Labor market details
Workplaces laid off 1.8 million people, the most since January 2023, although relatively few compared to pre-pandemic levels. Fewer people left their jobs, suggesting they were less confident about finding a new one: 3.1 million people quit in September, the lowest number since August 2020.
However, it wasn’t all bad news for workers: Employment accelerated to 5.6 million, the highest level in four months. There were 1.1 open jobs for every unemployed worker, similar to pre-pandemic levels and well below the hot job market of 2022 when there were 2 open jobs for every unemployed worker.
“Hiring and job-shifting are slowing, but layoffs are also very low,” CIBC economist Ali Jafari wrote in a commentary. “Part of this story likely reflects companies hiring enough employees and connecting the right technology to workers, reducing their demand for additional labor at this point in the cycle but being able to rely on the strong productivity of their existing workforce.”
The report is a ‘mixed bag’
Overall, the report was a “mixed bag” that did little to change the overall job market picture, Nancy Vanden Houten, chief U.S. economist at Oxford Economics, wrote in a commentary.
The lack of major surprises leaves the Fed on track to cut its benchmark interest rate by 0.25 percentage points when the central bank’s policy committee next meets in November, Vanden Houten said.

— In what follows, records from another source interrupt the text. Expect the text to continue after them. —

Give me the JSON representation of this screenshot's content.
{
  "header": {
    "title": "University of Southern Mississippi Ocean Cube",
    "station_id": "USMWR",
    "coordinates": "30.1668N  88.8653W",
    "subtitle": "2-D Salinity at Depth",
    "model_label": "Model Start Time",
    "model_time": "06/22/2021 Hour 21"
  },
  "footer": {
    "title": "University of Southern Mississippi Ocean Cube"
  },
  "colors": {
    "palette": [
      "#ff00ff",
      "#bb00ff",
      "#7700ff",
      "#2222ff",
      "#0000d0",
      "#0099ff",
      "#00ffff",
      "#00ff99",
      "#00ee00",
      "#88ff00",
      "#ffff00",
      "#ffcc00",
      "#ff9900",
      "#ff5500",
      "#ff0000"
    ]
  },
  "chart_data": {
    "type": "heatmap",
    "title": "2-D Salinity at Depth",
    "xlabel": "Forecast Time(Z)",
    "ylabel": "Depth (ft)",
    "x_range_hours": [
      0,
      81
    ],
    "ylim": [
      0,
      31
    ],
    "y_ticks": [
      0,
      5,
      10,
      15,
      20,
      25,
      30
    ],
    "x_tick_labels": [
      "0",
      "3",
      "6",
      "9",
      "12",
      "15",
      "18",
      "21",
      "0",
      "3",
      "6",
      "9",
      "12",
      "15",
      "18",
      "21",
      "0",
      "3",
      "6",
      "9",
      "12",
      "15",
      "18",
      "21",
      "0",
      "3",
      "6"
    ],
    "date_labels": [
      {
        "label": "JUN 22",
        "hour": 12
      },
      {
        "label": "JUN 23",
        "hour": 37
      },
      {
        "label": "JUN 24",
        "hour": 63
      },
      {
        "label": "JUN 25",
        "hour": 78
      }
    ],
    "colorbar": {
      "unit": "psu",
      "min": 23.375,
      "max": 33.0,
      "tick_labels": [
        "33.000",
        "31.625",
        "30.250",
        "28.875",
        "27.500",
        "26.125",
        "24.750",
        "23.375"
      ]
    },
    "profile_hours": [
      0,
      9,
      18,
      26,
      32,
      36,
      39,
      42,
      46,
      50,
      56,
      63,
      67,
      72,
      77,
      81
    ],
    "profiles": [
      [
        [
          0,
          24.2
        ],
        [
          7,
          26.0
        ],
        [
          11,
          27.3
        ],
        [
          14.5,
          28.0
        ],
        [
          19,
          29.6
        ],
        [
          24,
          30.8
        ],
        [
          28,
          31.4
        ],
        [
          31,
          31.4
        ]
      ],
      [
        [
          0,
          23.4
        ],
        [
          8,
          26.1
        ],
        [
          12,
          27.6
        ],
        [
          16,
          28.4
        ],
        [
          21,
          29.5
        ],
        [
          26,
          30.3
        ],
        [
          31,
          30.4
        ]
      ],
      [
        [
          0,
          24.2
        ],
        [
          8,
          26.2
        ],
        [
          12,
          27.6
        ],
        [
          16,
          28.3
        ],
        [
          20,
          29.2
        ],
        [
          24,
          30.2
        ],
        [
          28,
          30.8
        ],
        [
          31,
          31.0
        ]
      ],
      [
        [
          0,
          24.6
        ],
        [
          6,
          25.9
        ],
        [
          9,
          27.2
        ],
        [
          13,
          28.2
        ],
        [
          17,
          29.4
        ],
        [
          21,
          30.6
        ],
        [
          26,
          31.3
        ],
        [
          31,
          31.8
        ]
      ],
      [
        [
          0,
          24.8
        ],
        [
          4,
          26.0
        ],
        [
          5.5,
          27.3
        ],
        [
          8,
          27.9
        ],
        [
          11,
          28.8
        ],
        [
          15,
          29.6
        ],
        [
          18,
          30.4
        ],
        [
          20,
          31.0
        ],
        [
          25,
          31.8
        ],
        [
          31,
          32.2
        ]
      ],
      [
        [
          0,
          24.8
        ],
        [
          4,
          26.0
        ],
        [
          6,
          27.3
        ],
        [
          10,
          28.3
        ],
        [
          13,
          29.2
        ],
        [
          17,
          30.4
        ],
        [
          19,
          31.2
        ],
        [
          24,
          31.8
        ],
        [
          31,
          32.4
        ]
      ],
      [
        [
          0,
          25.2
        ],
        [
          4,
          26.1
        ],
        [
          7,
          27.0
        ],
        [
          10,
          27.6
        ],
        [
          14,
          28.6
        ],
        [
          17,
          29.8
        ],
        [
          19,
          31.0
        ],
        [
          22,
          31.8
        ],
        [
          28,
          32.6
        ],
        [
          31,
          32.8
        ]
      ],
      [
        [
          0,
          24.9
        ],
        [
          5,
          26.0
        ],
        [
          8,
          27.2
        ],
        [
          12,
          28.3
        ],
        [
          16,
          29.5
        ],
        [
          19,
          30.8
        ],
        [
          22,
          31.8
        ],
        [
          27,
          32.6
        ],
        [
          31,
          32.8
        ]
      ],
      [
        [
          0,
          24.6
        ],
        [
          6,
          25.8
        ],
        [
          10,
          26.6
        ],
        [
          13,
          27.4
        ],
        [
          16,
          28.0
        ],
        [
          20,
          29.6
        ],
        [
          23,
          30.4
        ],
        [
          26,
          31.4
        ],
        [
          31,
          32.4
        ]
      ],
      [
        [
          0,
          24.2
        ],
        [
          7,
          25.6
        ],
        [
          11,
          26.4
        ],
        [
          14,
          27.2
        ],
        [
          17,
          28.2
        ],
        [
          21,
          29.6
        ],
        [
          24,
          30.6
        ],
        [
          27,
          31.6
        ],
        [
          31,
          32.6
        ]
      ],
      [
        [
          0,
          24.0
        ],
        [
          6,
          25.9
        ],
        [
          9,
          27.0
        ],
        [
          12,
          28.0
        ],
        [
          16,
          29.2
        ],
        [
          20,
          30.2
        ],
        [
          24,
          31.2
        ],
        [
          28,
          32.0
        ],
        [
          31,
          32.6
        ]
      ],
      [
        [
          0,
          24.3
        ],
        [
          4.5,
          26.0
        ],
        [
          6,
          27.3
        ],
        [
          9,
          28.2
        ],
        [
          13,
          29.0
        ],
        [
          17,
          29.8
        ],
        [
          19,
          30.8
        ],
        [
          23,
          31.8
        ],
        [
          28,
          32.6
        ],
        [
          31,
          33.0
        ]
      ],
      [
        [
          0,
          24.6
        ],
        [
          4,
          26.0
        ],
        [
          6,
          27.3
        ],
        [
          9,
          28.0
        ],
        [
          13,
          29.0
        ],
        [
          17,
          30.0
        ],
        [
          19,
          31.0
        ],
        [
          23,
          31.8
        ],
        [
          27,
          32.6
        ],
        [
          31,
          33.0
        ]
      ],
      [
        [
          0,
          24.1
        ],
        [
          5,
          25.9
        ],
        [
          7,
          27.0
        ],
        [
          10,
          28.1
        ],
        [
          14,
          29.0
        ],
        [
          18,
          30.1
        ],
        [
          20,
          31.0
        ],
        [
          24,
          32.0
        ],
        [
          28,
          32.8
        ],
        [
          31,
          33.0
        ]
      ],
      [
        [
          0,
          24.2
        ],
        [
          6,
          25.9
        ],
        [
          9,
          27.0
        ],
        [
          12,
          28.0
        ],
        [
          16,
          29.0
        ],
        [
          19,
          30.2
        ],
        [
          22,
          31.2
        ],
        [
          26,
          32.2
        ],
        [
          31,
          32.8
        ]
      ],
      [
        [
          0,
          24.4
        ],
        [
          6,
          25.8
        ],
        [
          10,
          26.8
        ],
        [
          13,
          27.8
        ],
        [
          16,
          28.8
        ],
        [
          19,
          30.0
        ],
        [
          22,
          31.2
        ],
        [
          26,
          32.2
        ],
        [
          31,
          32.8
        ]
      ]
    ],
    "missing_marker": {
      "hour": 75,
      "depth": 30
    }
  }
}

The Federal Reserve began cutting interest rates in September to lower borrowing costs and boost the economy. The Fed had kept its benchmark interest rate at its highest level in two decades to fight inflation, but as price increases have slowed and the labor market has slowed, the Fed has increasingly turned its attention toward preventing unemployment from rising. A lower federal funds rate puts downward pressure on borrowing costs for credit cards, auto loans, mortgages and other loans.
Financial markets were calculating a 99.7% chance of a 0.25 percentage point cut in November, according to CME Group’s FedWatch tool, which forecasts interest rate movements based on federal funds futures trading data.